Impératif de participation locale
Si le Congo s’est engagé depuis plusieurs années dans la lutte contre la déforestation, il reste confronté à la délicate équation de l’inclusion. Les communautés autochtones de la Sangha ou de la Ngounié rappellent que leurs modes de vie dépendent étroitement de la forêt. Les travaux du forum ont donc réaffirmé le principe du consentement libre, informé et préalable dans tout projet d’exploitation ou de conservation. À cet égard, l’harmonisation des cahiers des charges en fonction de la taille des sociétés constitue un pas vers une répartition plus équitable des responsabilités.
L’État, garant de la cohésion nationale, y trouve un outil pour prévenir les conflits d’usage. Les représentants du ministère de l’Économie forestière présents ont salué « le pragmatisme des propositions qui enrichissent le dialogue permanent entre administration et citoyens ».
Entre rentabilité et conservation
La forêt congolaise représente près de 22 millions d’hectares, dont une partie est concédée à des industriels de la transformation du bois, essentiels au produit intérieur brut non pétrolier. Pourtant, la rentabilité pure ne suffit plus. Sous l’influence des marchés internationaux, les certifications environnementales et les exigences de traçabilité se multiplient, modifiant les rapports de force économiques. Les compagnies présentes à Brazzaville ont reconnu la nécessité d’intégrer les indicateurs climatiques dans leurs plans d’affaires afin d’éviter une marginalisation sur les flux d’exportation vers l’Europe ou l’Asie.
Dans le même temps, les ONG rappellent que la conservation des écosystèmes contribue à la résilience des populations face aux chocs climatiques. Ainsi, la mise en place de plans d’aménagement paysager, englobant corridors écologiques et zones d’extraction contrôlée, apparaît comme un compromis viable entre impératifs de croissance et devoir de préservation.
Un appel à la transparence opérationnelle
Les débats ont mis en lumière l’importance d’outils de suivi et d’évaluation accessibles au public. Portails de données sur les concessions, audits indépendants et publication annuelle des versements fiscaux figurent parmi les pistes évoquées. Ces dispositifs, déjà expérimentés dans le cadre de l’Initiative pour la transparence dans les industries extractives, pourraient être adaptés au secteur forestier.
En adoptant un tel modèle de gouvernance ouverte, le Congo renforcerait son attractivité auprès des bailleurs internationaux et réduirait le risque perçu par les investisseurs privés. Cette dimension n’est pas anodine dans un contexte où la finance climatique s’oriente vers des critères environnementaux, sociaux et de gouvernance de plus en plus stricts.

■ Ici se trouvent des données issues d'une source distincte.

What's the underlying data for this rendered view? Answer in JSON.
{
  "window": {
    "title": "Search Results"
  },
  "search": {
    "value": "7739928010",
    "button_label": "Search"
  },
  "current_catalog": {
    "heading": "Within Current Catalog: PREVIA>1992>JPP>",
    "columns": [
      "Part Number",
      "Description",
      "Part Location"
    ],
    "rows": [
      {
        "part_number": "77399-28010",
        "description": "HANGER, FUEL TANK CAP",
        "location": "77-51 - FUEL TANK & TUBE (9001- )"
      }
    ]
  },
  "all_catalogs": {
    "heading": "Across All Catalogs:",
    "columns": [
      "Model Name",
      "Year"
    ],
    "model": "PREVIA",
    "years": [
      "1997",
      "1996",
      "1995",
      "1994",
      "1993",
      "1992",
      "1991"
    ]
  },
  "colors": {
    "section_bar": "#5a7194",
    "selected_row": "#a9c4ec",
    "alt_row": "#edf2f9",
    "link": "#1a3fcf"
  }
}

Perspectives pour la diplomatie climatique
Au-delà des enjeux domestiques, la trajectoire forestière congolaise interpelle les négociations multilatérales. À la veille de la COP30, le pays dispose d’atouts singuliers : un couvert forestier dense, une expérience d’expérimentation REDD+ et une tradition de dialogue entre parties prenantes. Les recommandations issues du forum, qui plaident pour la synergie entre État, secteur privé et société civile, constituent un argument de poids pour renforcer la diplomatie climatique congolaise et attirer des financements verts additionnels.
En conclusion des travaux, un participant a résumé l’esprit commun : « La forêt n’est pas un décor mais une responsabilité collective, nationale et planétaire. » Cette formule, reprise et applaudie, trouve un écho particulier auprès d’un lectorat diplomatique soucieux d’articuler coopération environnementale et souveraineté des États.